Ci et là, les noms de Johan Vande Lanotte (sp.a) ou de Philippe Moureaux (PS) ont été cités. 

 

Exclure la N-VA? 
Une fois qu’une personnalité aura été désignée, il faudra voir qui elle tentera de rassembler. "On peut repartir avec les mêmes partenaires ou changer", explique Pierre Vercauteren.

Mais exclure la N-VA relève de l’utopie. "Arithmétiquement, c’est possible. Mais politiquement, pour l’instant, c’est impensable. Le poids électoral et populaire de la N-VA en Flandre est tel que ce serait du suicide politique pour les autres partis. Toutefois, il faudra voir si l’échec actuel et les événements de ces dernières semaines ne vont pas éroder la popularité de la N-VA. La presse et l’opinion publique flamande vont-elles lui imputer une responsabilité? Il faudra observer ces réactions dans les prochains jours. Déjà, au niveau politique, le sp.a et Groen se sont distancés de Bart De Wever. Le front flamand s’est lézardé", analyse Pierre Vercauteren.

 

L’heure du MR ?
Le retour des libéraux "est une possibilité", souligne le politologue. Ces derniers jours, l’Open VLD d’Alexander De Croo, qui ne jurait que par l’opposition, a fait une courbe rentrante. Et on sait que Bart De Wever a toujours privilégié une alliance avec des formations plus proches, idéologiquement, sur le terrain socio-économique. 

Mais l’arrivée du MR et de l’Open VLD à la table des discussions se heurte aussi à de solides obstacles. Un: le PS n’est pas chaud à l’idée.  Et il reste le premier parti francophone.  Puissant. Incontournable. Rancunier, peut-être. Deux: les tractations communautaires ne seront pas plus simples avec les libéraux. Le MR, qui intègre le FDF d’Olivier Maingain, ne pourra par exemple jamais avaliser une scission de BHV telle qu’elle s’esquissait jusqu’ici (c’est-à-dire avec relativement peu de compensations pour les francophones de la périphérie).

 

Des élections?
En cas de blocage persistant, un retour aux urnes est une possibilité, mais c’est peu probable à très court terme. Ce serait un dernier recours. "Dans l’immédiat, beaucoup de partis considèrent que les élections ne sont pas une bonne chose pour eux. On n’est pas du tout sûr qu’un nouveau scrutin permettrait de décanter la situation. Au contraire, il pourrait encore renforcer le score de la N-VA", craint Pierre Vercauteren.

 

Un "plan B"?
La dernière hypothèse est le "plan B". Autrement dit, on changerait complètement d’optique et les différentes formations politiques seraient amenées à négocier une séparation plus ou moins douce de la Belgique.
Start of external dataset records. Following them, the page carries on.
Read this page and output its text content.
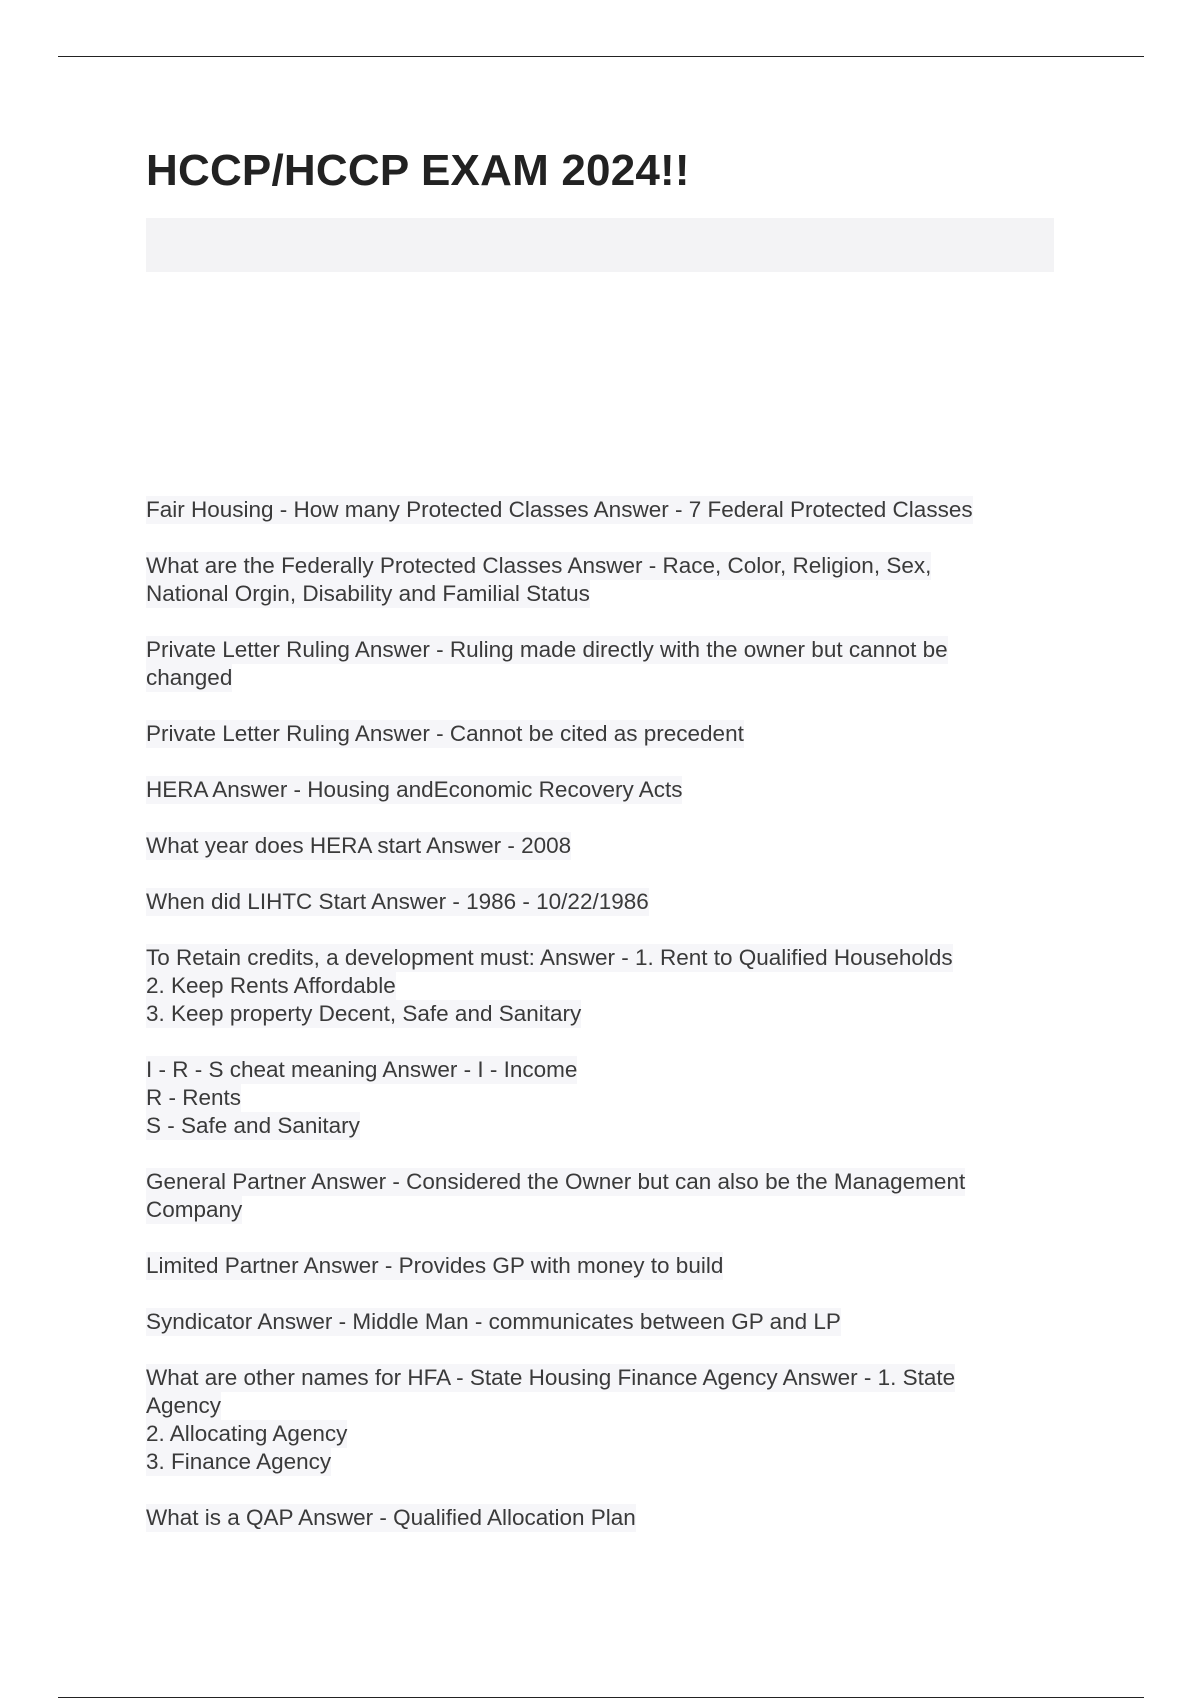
HCCP/HCCP EXAM 2024!!
Fair Housing - How many Protected Classes Answer - 7 Federal Protected Classes
What are the Federally Protected Classes Answer - Race, Color, Religion, Sex,
National Orgin, Disability and Familial Status
Private Letter Ruling Answer - Ruling made directly with the owner but cannot be
changed
Private Letter Ruling Answer - Cannot be cited as precedent
HERA Answer - Housing andEconomic Recovery Acts
What year does HERA start Answer - 2008
When did LIHTC Start Answer - 1986 - 10/22/1986
To Retain credits, a development must: Answer - 1. Rent to Qualified Households
2. Keep Rents Affordable
3. Keep property Decent, Safe and Sanitary
I - R - S cheat meaning Answer - I - Income
R - Rents
S - Safe and Sanitary
General Partner Answer - Considered the Owner but can also be the Management
Company
Limited Partner Answer - Provides GP with money to build
Syndicator Answer - Middle Man - communicates between GP and LP
What are other names for HFA - State Housing Finance Agency Answer - 1. State
Agency
2. Allocating Agency
3. Finance Agency
What is a QAP Answer - Qualified Allocation Plan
Aujourd’hui, c’est une solution crédible. "L’hypothèse principale, c’est un retour à la table des négociations pour former un gouvernement fédéral dans le cadre de la Belgique. Mais, côté francophone, le processus actuel laisse des traces. Et l’idée d’avoir une autonomie de la Wallonie et de Bruxelles progresse, avec calme et détermination, même si c’est toujours envisagé à reculons. Je n’ai jamais entendu autant de voix en ce sens", conclut Pierre Vercauteren.